Yener Okatan


TURNUSOL KÂĞIDI


Mantarlarla yosunların ortak yaşama biçiminden oluşmuş canlılar vardır. Biyolojide onlara liken denir. Likenlerin muhtelif türleri vardır. Rocella tinctoria adı verilen bir liken türünden elde edilen bir sıvı maddeye turnusol adı verilmiştir. Bu sıvının bir damlası bile damlatıldığı çözeltinin asit mi, baz mı ya da nötr mü olduğunu gösteren bir renk değişimi meydana getirir.
Kimyacılar bu maddenin kullanımını kolaylaştırmak amacıyla, kâğıt havluya benzeyen özel kâğıtları turnusol sıvısıyla ıslatıp kuruturlar. Gerektiğinde bu kâğıdın küçük bir parçasını deneyecekleri sıvıya batırırlar.

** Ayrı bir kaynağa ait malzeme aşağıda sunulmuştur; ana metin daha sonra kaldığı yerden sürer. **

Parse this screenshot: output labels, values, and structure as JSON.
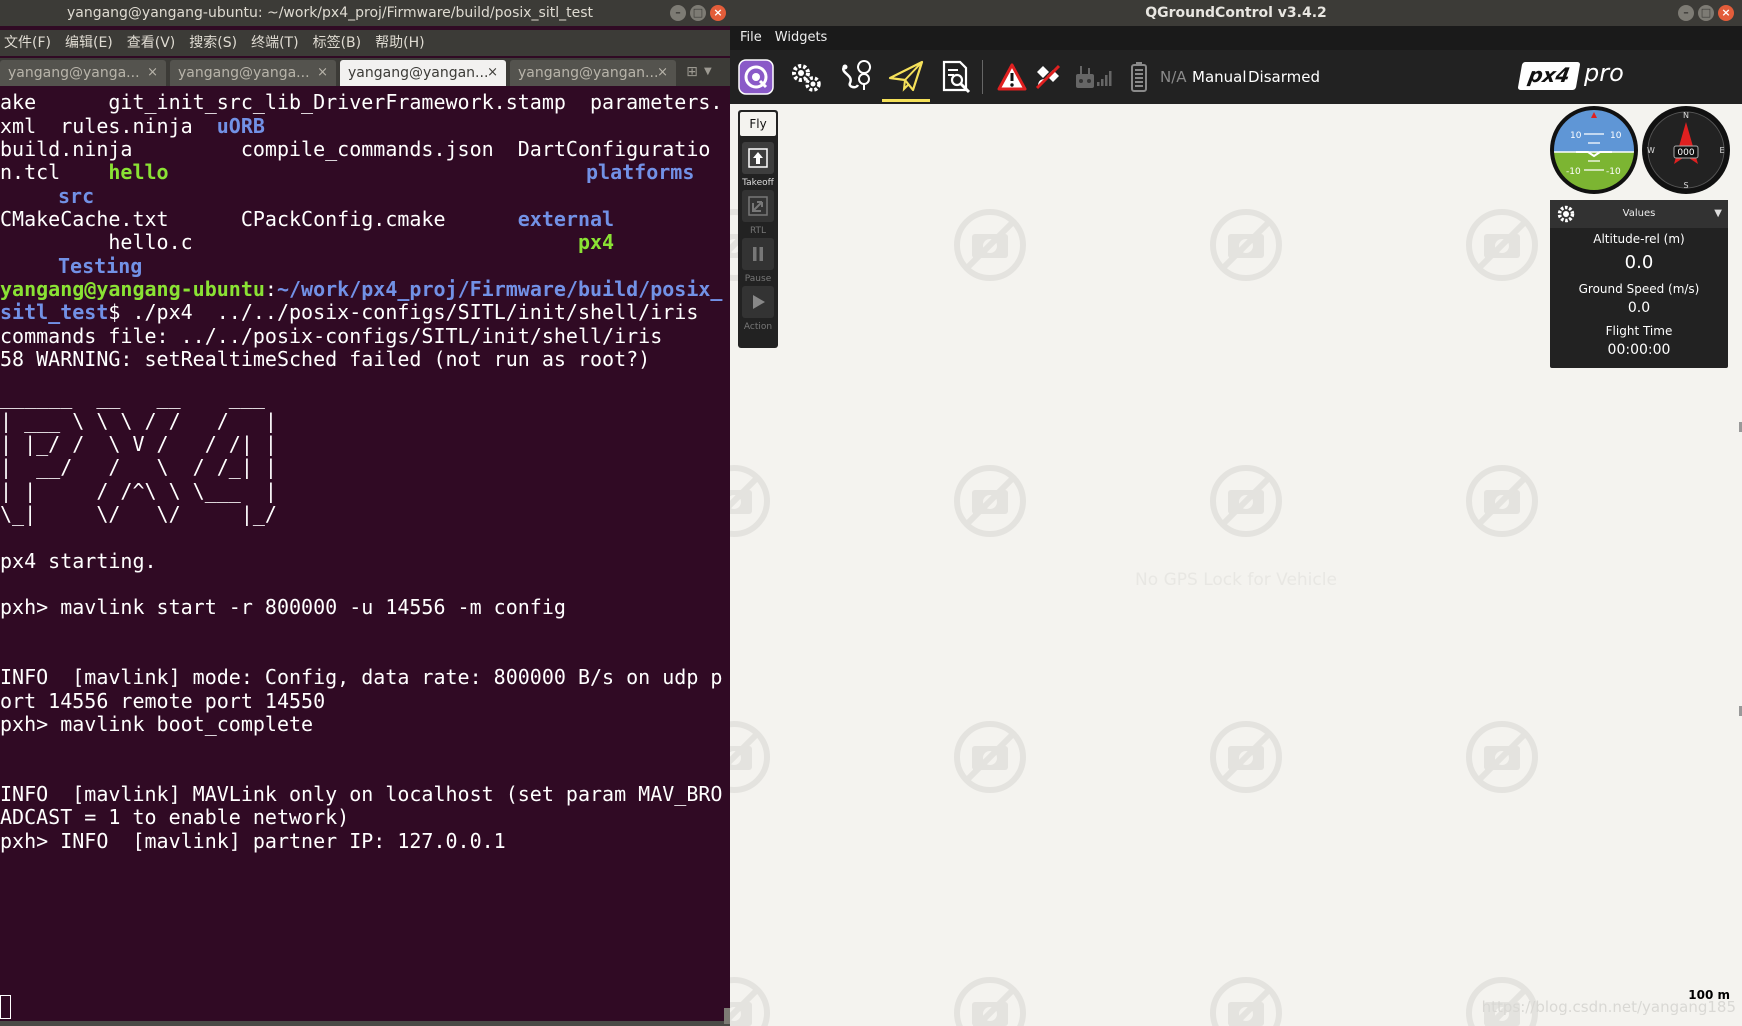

Kâğıdın gösterdiği renge göre, o sıvının asit, baz ya da nötr olup olmadığını kolayca anlarlar. İşte turnusol kâğıdı denilen şeyin hikâyesi budur.”
Ben de  bir kimsenin gerçek zihniyetini açığa çıkarmak üzere  Kur’an’daki Ta-Ha Suresi 114. Ayetinin,  insanlığın tamamının gerçek zihniyetini  ortaya çıkaran evsafını, her millete anlatabilmek için,  Yaradan'ımızın affına sığınarak, mecazi anlamda turnusol kağıdı tabirini kullandım. 

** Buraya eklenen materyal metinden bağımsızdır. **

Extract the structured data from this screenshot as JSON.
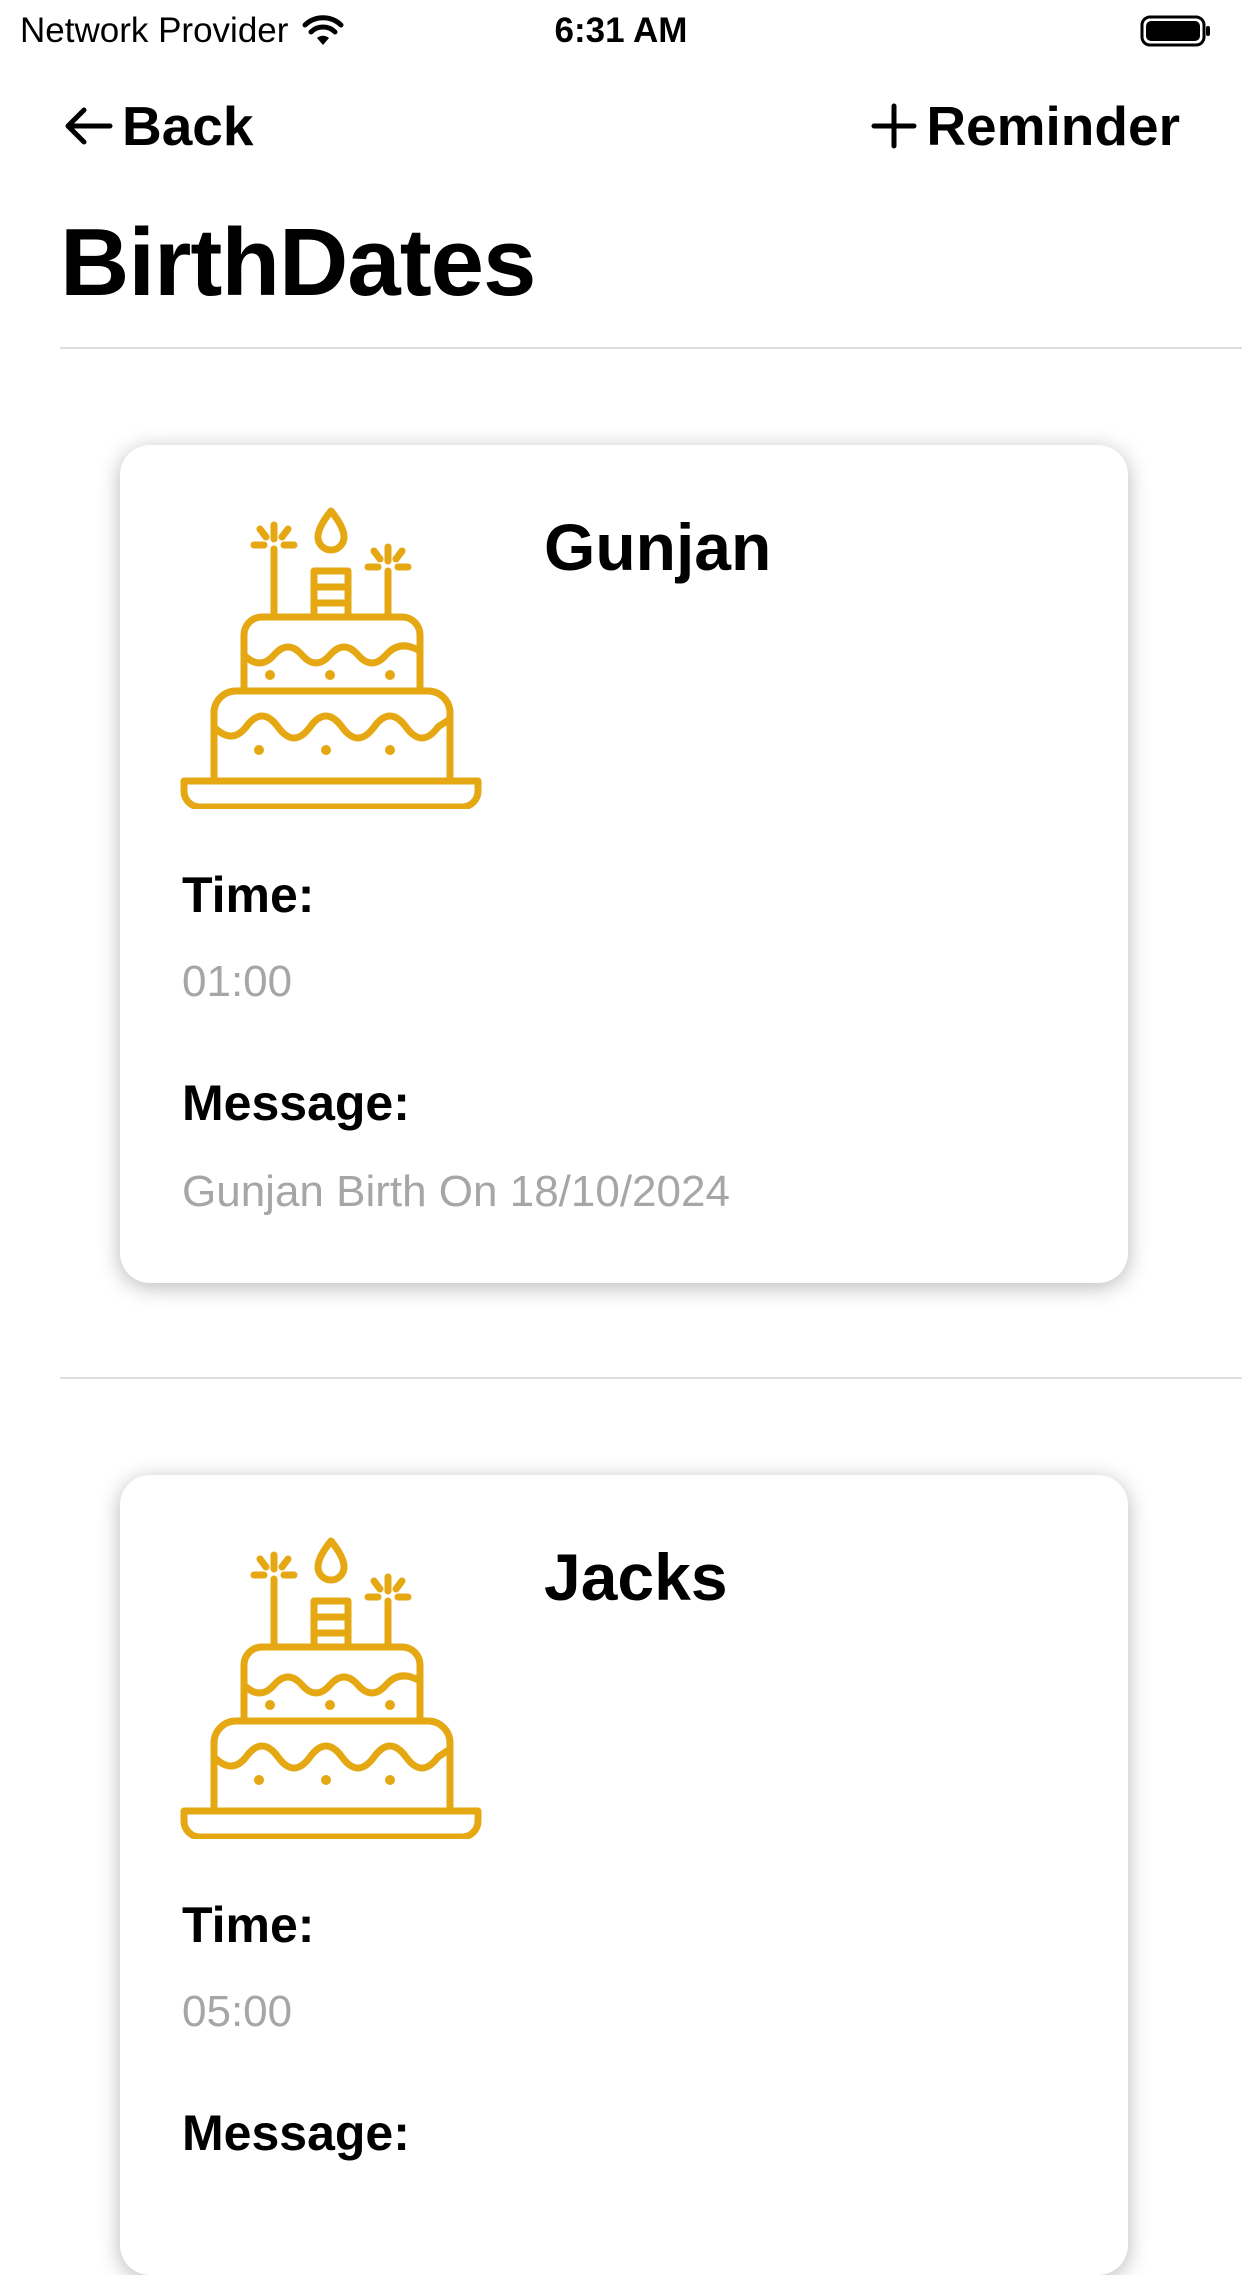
{
  "status_bar": {
    "carrier": "Network Provider",
    "time": "6:31 AM"
  },
  "nav": {
    "back_label": "Back",
    "add_label": "Reminder"
  },
  "page": {
    "title": "BirthDates"
  },
  "reminders": [
    {
      "name": "Gunjan",
      "time_label": "Time:",
      "time_value": "01:00",
      "message_label": "Message:",
      "message_value": "Gunjan Birth On 18/10/2024"
    },
    {
      "name": "Jacks",
      "time_label": "Time:",
      "time_value": "05:00",
      "message_label": "Message:",
      "message_value": ""
    }
  ],
  "colors": {
    "accent": "#E5A813",
    "value_text": "#A6A6A6",
    "divider": "#DEDEDE"
  },
  "icons": {
    "cake": "birthday-cake-icon",
    "back": "arrow-left-icon",
    "add": "plus-icon"
  }
}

Günümüzde sık sık gündeme getirilen konularından biri,  Atatürkçü olmak ya da olmamak,  diğeri ise dindar olmak ya da olmamak şeklinde özetlenebilir. Yaklaşık 100 yıldır tartışılan bu konunun yılan hikâyesine döndürülmüş olmasının sebebi,  Atatürkçülerin, Atatürk'ün tercüme edilmesini sağladığı Kuranın Türkçesindeki Ta-Ha suresinin 114. Ayetini okumamış, olduklarından , Dindarların da Kur’an’ın Arapça metnindeki Ta-Ha suresinin 114. Ayetini, tilavet etmiş olsalar da, okumamış  olduklarından hiç kuşkum  yoktur.

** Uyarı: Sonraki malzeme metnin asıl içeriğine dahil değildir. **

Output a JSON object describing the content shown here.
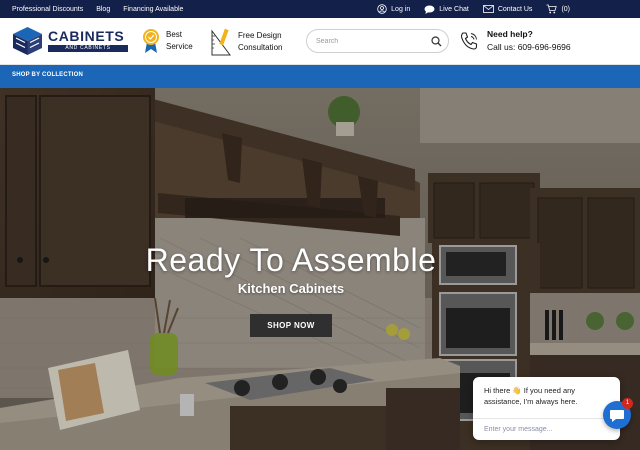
{
  "topbar": {
    "links": [
      "Professional Discounts",
      "Blog",
      "Financing Available"
    ],
    "login": "Log in",
    "live_chat": "Live Chat",
    "contact": "Contact Us",
    "cart_count": "(0)"
  },
  "header": {
    "logo_word": "CABINETS",
    "logo_band": "AND CABINETS",
    "feature_service": {
      "line1": "Best",
      "line2": "Service"
    },
    "feature_design": {
      "line1": "Free Design",
      "line2": "Consultation"
    },
    "search_placeholder": "Search",
    "help_title": "Need help?",
    "help_phone": "Call us: 609-696-9696"
  },
  "nav": {
    "label": "SHOP BY COLLECTION"
  },
  "hero": {
    "title": "Ready To Assemble",
    "subtitle": "Kitchen Cabinets",
    "cta": "SHOP NOW"
  },
  "chat": {
    "greeting": "Hi there 👋 If you need any assistance, I'm always here.",
    "placeholder": "Enter your message...",
    "badge": "1"
  },
  "colors": {
    "topbar": "#13204a",
    "nav": "#1b66b7",
    "brand": "#1a2a5c",
    "chat_button": "#1e6fd1"
  }
}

Yurdumuzdaki  Atatürkçü Düşünce Derneğinin çeşitli illerdeki şubelerine kayıtlı,   milyonlarca üyesi vardır. Bunlar Atatürk'ün yaptığı devrimlerden yana olduklarını söyleyen insanlardır.  Bunlara karşı,  yurdumuzda Atatürk’ün Medreseleri, tekkeleri, zaviyeleri kapatmasını,  harf devrimini yapmasını doğru bulmayan ve kendilerine kanaat liderleri denilen bir takım kimseler ve onların peşinden giden milyonlarca insan da vardır.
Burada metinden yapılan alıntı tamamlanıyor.